Karstadt-Eigentümer Nicolas Berggruen hat ein klares Bekenntnis zu dem Essener Warenhaus-Konzern abgegeben. Über einen Verkauf denke er nicht nach, sagte Berggruen den Zeitungen der "WAZ"-Gruppe. Karstadt werde bis zum Jahr 2015 eine Milliarde Euro in die Modernisierung investiert haben.

Spekulationen über Pläne für einen Verkauf der Premiumhäuser in Berlin und München, KaDeWe und Oberpollinger, nannte der Investor "völlig falsch". Auch für die Sporthäuser gebe es keine Verkaufspläne.

Berggruen verteidigte den geplanten Abbau von 2.000 Arbeitsplätzen und wies den Vorwurf zurück, die Belegschaft zu verraten. Die Mitarbeiter stünden hinter dem "engagierten Kurs" von Karstadt-Chef Andrew Jennings, das Unternehmen "grundlegend zu sanieren", sagte der 51-Jährige.

Neue Strukturen notwendig

Dass Karstadt nach vielen Jahren des Missmanagements wettbewerbsfähige Strukturen brauche, könne wohl jeder nachvollziehen. Spekulationen über eine Ablösung von Jennings nannte Berggruen "völlig falsch".

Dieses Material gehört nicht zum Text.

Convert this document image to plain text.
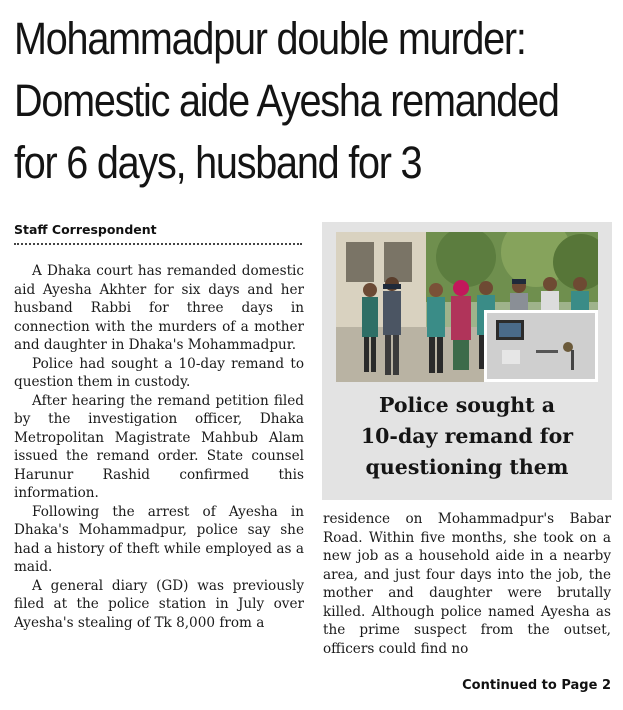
Mohammadpur double murder:
Domestic aide Ayesha remanded
for 6 days, husband for 3
Staff Correspondent

A Dhaka court has remanded domestic aid Ayesha Akhter for six days and her husband Rabbi for three days in connection with the murders of a mother and daughter in Dhaka's Mohammadpur.

Police had sought a 10-day remand to question them in custody.

After hearing the remand petition filed by the investigation officer, Dhaka Metropolitan Magistrate Mahbub Alam issued the remand order. State counsel Harunur Rashid confirmed this information.

Following the arrest of Ayesha in Dhaka's Mohammadpur, police say she had a history of theft while employed as a maid.

A general diary (GD) was previously filed at the police station in July over Ayesha's stealing of Tk 8,000 from a

Police sought a
10-day remand for
questioning them

residence on Mohammadpur's Babar Road. Within five months, she took on a new job as a household aide in a nearby area, and just four days into the job, the mother and daughter were brutally killed. Although police named Ayesha as the prime suspect from the outset, officers could find no

Continued to Page 2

Nach dem Auslaufen eines Sanierungstarifvertrags steht der Essener  Warenhauskonzern vor einem massiven Personalabbau. Für die geplante Streichung von 2.000 Vollzeitstellen beginnen Mitte Oktober die Gespräche mit den Betroffenen.

Berggruen hat nach wie vor ein Interesse an einer Übernahme von Kaufhof. Diese Option würde Sinn machen. "Aber dazu gehören immer zwei, und derzeit gibt es leider keine Anhaltspunkte dafür, dass sich die aktuelle Situation ändern könnte."